Right and wrong is a useful concept. Right?
I was taught it growing up, now i'm older I find it unnecessary.
The concept is used to judge if an occurrence/ behavior is acceptable or not.
It is used to weigh up weather the juice is worth the squeeze or the behavior should be abandoned for more fertile experiences.
This works well on paper but the practice is much different. The concept being basic gives the mind the ability to trip itself up. Then the concepts get doubled over and turn into a mess.
Allow me to explain, when a child is taught about right and wrong it is seen as a punishment and reward system rather than a loose scope to be used at will. This causes a lot of conflict in the child and over the years they will become a product of that conflict. They are better off without the knowledge of right and wrong. Most children have no urge to kill or hurt and when they do it is because of the conflict bought on by a deeply embedded dichotomy, like right and wrong.
Right and wrong creates the problems it claims to stop.
Interesting read :) Thanks!
Deeply flawed argument. You assume they won't learn the wrong lessons, and that all people are good. Bad assumption. Morality and right and wrong are definitely important to know and to teach. These lessons will be learned, and if not from moral guidance, they will come from immoral reality.
Immoral or amoral? I don't know what your experiences are, but I've found reality to be either punishing of immoral behavior, or complacent. As an adult it's not very often I run into a huge moral dilemma. I know just as well from experience as I do from being taught that hurting others typically results in me being hurt in return.

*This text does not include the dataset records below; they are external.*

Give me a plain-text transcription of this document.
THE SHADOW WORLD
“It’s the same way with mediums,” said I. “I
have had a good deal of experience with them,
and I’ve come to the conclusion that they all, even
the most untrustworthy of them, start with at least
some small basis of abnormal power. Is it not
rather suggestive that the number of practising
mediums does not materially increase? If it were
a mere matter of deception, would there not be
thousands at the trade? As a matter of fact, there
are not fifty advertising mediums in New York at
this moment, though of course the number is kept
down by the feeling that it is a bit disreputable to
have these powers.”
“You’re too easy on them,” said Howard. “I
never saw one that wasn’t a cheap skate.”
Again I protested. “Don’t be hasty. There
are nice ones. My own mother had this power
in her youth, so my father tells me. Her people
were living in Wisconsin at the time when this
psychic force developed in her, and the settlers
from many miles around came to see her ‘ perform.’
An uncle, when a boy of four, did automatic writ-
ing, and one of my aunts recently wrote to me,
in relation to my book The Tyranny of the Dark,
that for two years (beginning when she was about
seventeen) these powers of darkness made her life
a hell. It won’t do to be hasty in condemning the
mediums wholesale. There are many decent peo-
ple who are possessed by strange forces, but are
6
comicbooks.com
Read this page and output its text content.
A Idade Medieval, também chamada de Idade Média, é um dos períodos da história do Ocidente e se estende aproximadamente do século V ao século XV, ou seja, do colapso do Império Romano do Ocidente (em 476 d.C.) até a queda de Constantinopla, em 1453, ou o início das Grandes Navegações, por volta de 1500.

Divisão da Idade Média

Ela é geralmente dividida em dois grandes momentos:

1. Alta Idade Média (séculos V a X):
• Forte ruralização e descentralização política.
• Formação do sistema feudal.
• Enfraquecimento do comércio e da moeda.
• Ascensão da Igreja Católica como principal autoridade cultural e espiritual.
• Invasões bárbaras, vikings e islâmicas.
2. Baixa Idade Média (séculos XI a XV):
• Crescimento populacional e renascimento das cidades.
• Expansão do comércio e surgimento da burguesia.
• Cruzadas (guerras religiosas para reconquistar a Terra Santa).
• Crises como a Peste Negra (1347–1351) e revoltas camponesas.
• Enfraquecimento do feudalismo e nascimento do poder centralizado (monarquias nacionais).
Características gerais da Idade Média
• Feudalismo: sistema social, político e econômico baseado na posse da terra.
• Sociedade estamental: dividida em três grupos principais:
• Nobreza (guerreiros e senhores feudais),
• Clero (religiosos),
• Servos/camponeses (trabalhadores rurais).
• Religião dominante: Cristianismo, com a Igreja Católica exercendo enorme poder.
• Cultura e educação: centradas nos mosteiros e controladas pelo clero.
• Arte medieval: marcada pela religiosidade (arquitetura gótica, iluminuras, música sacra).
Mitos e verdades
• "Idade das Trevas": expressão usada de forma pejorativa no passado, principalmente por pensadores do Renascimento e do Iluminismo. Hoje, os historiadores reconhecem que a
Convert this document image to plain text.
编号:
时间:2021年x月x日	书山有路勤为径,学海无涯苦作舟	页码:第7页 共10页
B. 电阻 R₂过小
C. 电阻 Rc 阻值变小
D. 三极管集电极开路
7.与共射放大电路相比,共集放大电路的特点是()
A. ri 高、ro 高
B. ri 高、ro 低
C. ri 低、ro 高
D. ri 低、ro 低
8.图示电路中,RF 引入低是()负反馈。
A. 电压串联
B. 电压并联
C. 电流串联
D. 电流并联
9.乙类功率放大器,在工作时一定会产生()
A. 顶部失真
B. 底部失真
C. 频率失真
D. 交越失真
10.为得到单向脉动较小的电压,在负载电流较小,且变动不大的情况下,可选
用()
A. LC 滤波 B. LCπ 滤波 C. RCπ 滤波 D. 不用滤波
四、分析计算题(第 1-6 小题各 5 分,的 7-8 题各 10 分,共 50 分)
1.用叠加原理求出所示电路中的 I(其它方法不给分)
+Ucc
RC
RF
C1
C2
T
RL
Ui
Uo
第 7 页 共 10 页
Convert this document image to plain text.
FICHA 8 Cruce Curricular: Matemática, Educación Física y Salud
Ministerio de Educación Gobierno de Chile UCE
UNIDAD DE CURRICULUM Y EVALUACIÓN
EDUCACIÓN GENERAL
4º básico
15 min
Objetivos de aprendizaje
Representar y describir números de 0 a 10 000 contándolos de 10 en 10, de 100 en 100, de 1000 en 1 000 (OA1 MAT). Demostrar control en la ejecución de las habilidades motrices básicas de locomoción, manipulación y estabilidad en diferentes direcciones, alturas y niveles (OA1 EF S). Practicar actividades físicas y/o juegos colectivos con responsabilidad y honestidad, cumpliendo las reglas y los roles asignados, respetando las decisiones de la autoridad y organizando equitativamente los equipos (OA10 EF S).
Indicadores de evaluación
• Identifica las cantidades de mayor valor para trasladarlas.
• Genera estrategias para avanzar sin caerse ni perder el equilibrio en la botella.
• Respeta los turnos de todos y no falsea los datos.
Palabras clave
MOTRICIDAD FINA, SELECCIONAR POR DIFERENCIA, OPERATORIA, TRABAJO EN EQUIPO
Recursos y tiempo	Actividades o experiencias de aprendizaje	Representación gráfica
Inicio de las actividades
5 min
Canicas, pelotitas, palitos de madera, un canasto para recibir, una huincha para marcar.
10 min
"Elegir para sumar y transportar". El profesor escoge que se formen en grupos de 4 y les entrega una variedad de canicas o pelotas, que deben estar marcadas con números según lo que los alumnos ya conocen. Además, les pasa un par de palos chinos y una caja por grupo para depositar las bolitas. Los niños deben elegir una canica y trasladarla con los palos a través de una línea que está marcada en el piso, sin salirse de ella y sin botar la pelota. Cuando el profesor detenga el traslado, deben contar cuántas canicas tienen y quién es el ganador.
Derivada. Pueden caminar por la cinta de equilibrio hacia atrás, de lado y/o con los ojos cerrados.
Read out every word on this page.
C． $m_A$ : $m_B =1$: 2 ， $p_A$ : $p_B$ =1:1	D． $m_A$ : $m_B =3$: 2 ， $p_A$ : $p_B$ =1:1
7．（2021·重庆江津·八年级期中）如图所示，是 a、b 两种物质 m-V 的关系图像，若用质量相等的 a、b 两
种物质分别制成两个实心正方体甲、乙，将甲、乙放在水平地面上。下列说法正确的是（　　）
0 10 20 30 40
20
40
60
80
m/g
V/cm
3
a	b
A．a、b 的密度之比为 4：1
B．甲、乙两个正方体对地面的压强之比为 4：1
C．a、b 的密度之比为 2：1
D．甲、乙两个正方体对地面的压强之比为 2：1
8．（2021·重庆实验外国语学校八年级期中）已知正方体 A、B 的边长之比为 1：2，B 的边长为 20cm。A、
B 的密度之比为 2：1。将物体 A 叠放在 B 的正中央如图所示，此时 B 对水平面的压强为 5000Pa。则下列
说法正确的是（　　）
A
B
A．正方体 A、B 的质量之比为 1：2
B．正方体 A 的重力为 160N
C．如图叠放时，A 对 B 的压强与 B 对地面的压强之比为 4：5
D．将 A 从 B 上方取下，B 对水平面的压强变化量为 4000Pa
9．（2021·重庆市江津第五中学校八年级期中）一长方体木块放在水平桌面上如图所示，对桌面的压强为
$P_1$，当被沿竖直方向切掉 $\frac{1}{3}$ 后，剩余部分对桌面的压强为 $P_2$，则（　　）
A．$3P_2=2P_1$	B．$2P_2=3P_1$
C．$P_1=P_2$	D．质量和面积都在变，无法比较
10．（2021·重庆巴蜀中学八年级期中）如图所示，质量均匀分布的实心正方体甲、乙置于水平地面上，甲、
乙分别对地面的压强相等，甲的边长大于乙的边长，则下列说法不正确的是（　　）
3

That's expected, because of the lack of morality pervasive in current culture. Stay strong, and don't drop to their level.
Drop to who's level exactly? I don't know what your morals are. I have morals, but they may not match up with yours. What is the lack or morality you're speaking of?
This comment is incorrect and polarized. Children can learn without dichotomy referencing.
Sorry, I disagree. Based on my experience, I don't believe that to be true in all cases.
Well, let's take a look at where right and wrong originated from: religion. Religion used to be what dictated whether each action or concept was right or wrong. Lying, wrong. Sharing, right. Over time, as the Church's influence became weak and it's corruption increased, laws took the role of religion. Laws tell us that stealing is wrong, killing is wrong, etc.
Morality and laws are definitely not the same. We have MANY immoral laws.
I think you meant to reply to the other guy...
probably.
Not sure where it originated from but religion enjoys using it. It's a good framework for leverage.